You’ve had quite a few opportunities in your life to collaborate with, work alongside, and befriend some pretty substantial characters in this industry. Is there a moment from your career that you look back on most fondly, and is there anyone in particular that would be a sort of “dream collaboration” for you?
Chaz: In terms of dream collaborations, the one person I reached out to who I didn’t hear back from when making Small Hours was actress Mamie Van Doren. I got really into her 50s and 60s films over the lockdown and reached out to her people to see if she could record an intro for “Coming Attractions.” Her social media presence is endlessly entertaining. Hopefully I’ll be able to catch her on the next one.
I’m at the point where I really just want to do songs with artists I’ve loved listening to. I’ve been on a huge No Limit kick lately, which I go on every few years, so something with Master P, Mia X, Mac and/or Fiend would be a cool thing to have in my legacy. Sage Francis is another, and he’s someone I’ve always loved interviewing over the years and he’s mastered such a range of styles and topics, so I think our rapport could translate well to music. I’ve also always loved interviewing DMC and appreciate his zeal for so many kinds of hip-hop and concept records. Ideally, if this could all be the same song and I could be the thread that connects the discographies of Master P, Sage Francis, and DMC, I think that’d be an ideal contribution to hip-hop.
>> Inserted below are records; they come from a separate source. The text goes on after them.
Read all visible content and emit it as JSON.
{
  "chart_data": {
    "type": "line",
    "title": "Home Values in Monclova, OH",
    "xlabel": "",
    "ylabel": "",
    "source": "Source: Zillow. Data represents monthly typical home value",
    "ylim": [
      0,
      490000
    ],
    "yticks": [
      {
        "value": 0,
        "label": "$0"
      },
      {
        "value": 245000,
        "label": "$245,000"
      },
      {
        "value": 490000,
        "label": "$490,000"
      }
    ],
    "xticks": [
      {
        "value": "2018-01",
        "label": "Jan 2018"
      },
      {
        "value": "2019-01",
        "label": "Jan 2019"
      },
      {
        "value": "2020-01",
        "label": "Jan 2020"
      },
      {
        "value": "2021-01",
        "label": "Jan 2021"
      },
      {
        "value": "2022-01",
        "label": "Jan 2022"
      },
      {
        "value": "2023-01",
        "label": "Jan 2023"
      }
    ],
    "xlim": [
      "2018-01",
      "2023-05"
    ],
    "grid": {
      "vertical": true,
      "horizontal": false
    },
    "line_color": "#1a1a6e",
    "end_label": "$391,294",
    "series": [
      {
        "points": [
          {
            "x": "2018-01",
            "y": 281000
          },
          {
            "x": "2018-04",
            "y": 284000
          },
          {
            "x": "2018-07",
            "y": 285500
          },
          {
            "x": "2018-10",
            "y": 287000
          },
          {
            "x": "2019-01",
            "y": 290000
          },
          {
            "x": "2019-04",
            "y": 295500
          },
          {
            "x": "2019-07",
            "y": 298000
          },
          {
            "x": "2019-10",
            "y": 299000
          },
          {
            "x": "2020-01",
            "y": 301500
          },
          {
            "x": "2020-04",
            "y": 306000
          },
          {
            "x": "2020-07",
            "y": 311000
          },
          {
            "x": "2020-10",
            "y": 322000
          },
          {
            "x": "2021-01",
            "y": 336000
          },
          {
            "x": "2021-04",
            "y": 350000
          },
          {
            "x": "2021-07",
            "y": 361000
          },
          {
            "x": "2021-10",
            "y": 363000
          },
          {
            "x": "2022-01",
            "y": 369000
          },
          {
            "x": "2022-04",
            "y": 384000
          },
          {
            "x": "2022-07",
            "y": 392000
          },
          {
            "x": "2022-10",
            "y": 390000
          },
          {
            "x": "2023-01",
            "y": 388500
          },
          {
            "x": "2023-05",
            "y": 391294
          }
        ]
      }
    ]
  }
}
For those of us who sincerely miss hearing you on the radio every Sunday night, do you have plans for jumping back on the mic either in that realm or in some other capacity in the future?
Chaz: I’d love to. The stars haven’t seemed to align just right for that to happen again just yet, but I’d love to.
Any chance we’re going to get to see Chaz Kangas perform some tracks, either old or new, anywhere around the Twin Cities sometime soon?
Chaz: Soon? I really don’t know. To be completely honest, as much as I’d love to be on a stage again, I don’t quite feel comfortable being indoors most places just yet, let alone performing. If the right outdoor situation arose, or if my neighbors would be cool with me performing on my balcony, I’d be interested, but otherwise, I really don’t know. I’m attending the Fairplay Entertainment showcase on August 13 at Pourhouse, which will be my first time attending an indoor concert since February 2020, and after that event, I’ll probably feel more comfortable, but I don’t feel ready putting anything on the calendar just yet.
Small Hours, the latest release from Chaz Kangas, is available now.